COURT OF APPEALS

DECISION

DATED AND FILED

 

July 27, 2010

 

A. John Voelker

Acting Clerk of Court of Appeals

 

 

 

NOTICE

 

 

This opinion is subject to further editing.  If published, the official version will appear in the bound volume of the Official Reports. 

 

A party may file with the Supreme Court a petition to review an adverse decision by the Court of Appeals.  See Wis. Stat. § 808.10 and Rule 809.62. 

 

 

 

 

Appeal No. 

2009AP1968-CR

Cir. Ct. No.  2001CF239

STATE OF WISCONSIN   

IN COURT OF APPEALS

 

DISTRICT I

 

 

 

 

State of Wisconsin,

 

                        Plaintiff-Respondent,

 

            v.

 

Walter V. Gladney,

 

                        Defendant-Appellant.

 

 

 

            APPEAL from an order of the circuit court for Milwaukee County:  patricia d. mcmahon, Judge.  Affirmed. 

            Before Curley, P.J., Kessler and Brennan, JJ.

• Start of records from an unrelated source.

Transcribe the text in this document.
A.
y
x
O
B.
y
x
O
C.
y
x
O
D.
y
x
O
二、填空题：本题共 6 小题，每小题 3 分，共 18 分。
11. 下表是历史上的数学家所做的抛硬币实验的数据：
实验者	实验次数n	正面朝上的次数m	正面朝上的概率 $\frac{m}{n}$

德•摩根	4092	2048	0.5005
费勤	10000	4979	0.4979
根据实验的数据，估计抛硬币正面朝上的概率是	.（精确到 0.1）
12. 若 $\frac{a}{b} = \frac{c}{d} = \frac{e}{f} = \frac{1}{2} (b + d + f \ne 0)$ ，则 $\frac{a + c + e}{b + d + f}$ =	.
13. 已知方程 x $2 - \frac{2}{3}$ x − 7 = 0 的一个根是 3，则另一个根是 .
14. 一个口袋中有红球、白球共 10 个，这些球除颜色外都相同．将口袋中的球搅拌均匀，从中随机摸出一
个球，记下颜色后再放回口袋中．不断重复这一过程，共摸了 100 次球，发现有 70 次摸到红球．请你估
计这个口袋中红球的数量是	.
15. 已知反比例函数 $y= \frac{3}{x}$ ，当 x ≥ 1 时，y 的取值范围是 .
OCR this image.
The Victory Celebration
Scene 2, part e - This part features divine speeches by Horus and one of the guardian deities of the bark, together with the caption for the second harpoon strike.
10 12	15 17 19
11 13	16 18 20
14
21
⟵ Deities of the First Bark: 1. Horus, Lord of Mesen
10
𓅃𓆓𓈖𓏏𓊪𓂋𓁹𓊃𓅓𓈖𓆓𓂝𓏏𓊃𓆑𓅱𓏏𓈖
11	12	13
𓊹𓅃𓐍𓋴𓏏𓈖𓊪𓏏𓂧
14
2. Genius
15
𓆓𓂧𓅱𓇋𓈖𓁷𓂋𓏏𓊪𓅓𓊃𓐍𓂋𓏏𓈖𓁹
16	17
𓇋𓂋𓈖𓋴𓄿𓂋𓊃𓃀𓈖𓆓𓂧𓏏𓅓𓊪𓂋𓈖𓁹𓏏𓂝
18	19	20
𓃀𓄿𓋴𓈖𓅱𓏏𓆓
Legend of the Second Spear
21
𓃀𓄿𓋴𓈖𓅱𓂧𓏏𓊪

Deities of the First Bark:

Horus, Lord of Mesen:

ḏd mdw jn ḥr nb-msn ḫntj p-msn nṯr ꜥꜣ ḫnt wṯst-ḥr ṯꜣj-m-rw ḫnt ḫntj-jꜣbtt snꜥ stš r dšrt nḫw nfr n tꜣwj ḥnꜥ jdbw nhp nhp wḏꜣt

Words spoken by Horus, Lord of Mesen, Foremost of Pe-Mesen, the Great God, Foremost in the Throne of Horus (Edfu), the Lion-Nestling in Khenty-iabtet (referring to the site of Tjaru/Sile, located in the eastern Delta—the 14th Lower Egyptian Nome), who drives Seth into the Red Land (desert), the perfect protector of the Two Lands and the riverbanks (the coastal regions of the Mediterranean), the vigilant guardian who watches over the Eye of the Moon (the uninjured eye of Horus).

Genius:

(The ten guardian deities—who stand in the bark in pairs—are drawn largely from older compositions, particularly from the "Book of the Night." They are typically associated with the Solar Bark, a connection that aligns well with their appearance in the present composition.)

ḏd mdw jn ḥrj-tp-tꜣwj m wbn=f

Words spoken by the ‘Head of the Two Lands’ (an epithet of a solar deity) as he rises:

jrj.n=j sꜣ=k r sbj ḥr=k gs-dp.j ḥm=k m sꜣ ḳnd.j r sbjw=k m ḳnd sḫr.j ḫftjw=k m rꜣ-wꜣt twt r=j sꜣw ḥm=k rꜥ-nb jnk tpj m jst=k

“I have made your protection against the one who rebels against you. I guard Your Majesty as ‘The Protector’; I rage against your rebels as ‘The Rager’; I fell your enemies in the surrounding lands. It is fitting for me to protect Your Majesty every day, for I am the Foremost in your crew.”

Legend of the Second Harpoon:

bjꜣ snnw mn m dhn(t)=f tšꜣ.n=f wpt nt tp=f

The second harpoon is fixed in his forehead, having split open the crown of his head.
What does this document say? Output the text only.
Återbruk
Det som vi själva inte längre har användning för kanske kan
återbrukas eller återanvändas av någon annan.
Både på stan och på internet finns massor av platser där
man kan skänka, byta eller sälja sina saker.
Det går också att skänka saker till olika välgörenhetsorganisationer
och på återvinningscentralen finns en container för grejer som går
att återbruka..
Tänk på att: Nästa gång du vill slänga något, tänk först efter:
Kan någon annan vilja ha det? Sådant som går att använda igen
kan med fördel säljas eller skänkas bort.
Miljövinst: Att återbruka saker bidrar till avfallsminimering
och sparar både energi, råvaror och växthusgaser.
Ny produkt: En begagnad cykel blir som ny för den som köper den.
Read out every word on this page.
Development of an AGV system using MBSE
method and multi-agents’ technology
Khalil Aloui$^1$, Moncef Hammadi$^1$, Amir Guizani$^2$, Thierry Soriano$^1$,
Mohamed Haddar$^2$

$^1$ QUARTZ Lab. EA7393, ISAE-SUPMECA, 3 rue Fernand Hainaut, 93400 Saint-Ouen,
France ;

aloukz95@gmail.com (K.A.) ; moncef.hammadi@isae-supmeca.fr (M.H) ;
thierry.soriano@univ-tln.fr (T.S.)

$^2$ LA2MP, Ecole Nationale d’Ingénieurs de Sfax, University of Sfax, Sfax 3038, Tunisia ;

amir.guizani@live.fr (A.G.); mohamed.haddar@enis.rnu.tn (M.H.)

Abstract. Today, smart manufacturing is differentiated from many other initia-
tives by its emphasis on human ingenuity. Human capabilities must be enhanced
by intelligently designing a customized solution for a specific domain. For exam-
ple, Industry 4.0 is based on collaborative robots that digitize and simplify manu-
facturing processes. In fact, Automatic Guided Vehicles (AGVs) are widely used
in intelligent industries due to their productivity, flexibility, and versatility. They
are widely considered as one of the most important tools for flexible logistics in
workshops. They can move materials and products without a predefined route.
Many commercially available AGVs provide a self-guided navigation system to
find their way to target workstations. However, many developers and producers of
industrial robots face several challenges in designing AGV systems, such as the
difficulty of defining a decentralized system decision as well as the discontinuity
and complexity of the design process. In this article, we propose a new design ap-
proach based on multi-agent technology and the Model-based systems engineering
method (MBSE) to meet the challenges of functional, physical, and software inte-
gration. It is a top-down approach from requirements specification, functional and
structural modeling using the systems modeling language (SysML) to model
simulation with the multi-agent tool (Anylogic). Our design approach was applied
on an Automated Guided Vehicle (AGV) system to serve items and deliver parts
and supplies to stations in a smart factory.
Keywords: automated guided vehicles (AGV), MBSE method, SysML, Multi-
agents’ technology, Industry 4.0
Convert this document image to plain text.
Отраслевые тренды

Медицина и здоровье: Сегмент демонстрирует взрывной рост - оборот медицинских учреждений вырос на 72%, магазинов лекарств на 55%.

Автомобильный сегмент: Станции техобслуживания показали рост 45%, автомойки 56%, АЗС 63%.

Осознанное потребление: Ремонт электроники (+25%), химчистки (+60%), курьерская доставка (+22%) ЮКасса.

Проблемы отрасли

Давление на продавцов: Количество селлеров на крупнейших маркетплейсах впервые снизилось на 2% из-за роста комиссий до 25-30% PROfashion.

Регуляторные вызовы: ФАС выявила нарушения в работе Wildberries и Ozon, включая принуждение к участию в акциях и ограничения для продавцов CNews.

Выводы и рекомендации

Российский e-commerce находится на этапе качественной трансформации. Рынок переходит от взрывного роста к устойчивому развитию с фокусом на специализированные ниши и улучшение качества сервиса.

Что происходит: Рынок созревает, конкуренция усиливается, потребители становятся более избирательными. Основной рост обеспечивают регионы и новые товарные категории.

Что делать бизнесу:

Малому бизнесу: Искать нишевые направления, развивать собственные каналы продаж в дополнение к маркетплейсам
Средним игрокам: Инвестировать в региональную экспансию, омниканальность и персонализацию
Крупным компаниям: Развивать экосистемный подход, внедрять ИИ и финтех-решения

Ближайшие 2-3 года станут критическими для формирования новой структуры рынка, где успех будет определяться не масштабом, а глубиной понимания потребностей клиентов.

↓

1        PER CURIAM.    Walter V. Gladney, pro se, appeals an order denying his motion to modify his sentence.  He argues that he has a mental disability and that this disability constitutes a “new factor” that entitles him to sentence modification.  We affirm.

2        Gladney argues that his sentence should be modified because he has a cognitive impairment that was not known to the circuit court at the time he was sentenced in 2001 for two counts of first-degree sexual assault of a child.  A motion for sentence modification based on a “new factor” may be made after the expiration of the deadline for filing a direct appeal.  See State v. Noll, 2002 WI App 273, ¶12, 258 Wis. 2d 573, 653 N.W.2d 895.  “The term ‘new factor’ refers to a fact or set of facts highly relevant to the imposition of sentence, but not known to the trial judge at the time of original sentencing, either because it was not then in existence or because … it was unknowingly overlooked by all of the parties.”  State v. Kluck, 210 Wis. 2d 1, 7, 563 N.W.2d 468 (1997). 

3        We reject Gladney’s argument because he has not shown that he has a mental disability.  Gladney attached a discharge letter from the Army dated March 8, 1976, but it shows that he was discharged for disrespect for military authority and a poor attitude; it says nothing about a mental disability.  Gladney attaches test results that show he has received low math and reading scores during his incarceration, but low test scores do not by themselves translate into a mental disability.  Finally, the documents Gladney attached from the Social Security Administration establish only that Gladney received disability benefits for a period of time.  They do not show that he ever suffered from a cognitive disability.

4        Even if we were to accept for purposes of argument that Gladney suffers from some type of mental disability, he has not shown that there is a causal connection between the alleged mental disability and the commission of these crimes, or that the mental disability frustrates the purpose of the original sentence.  Therefore, we reject Gladney’s argument that he is entitled to sentence modification. 

            By the Court.—Order affirmed.

            This opinion will not be published.  See Wis. Stat. Rule 809.23(1)(b)5. (2007-08).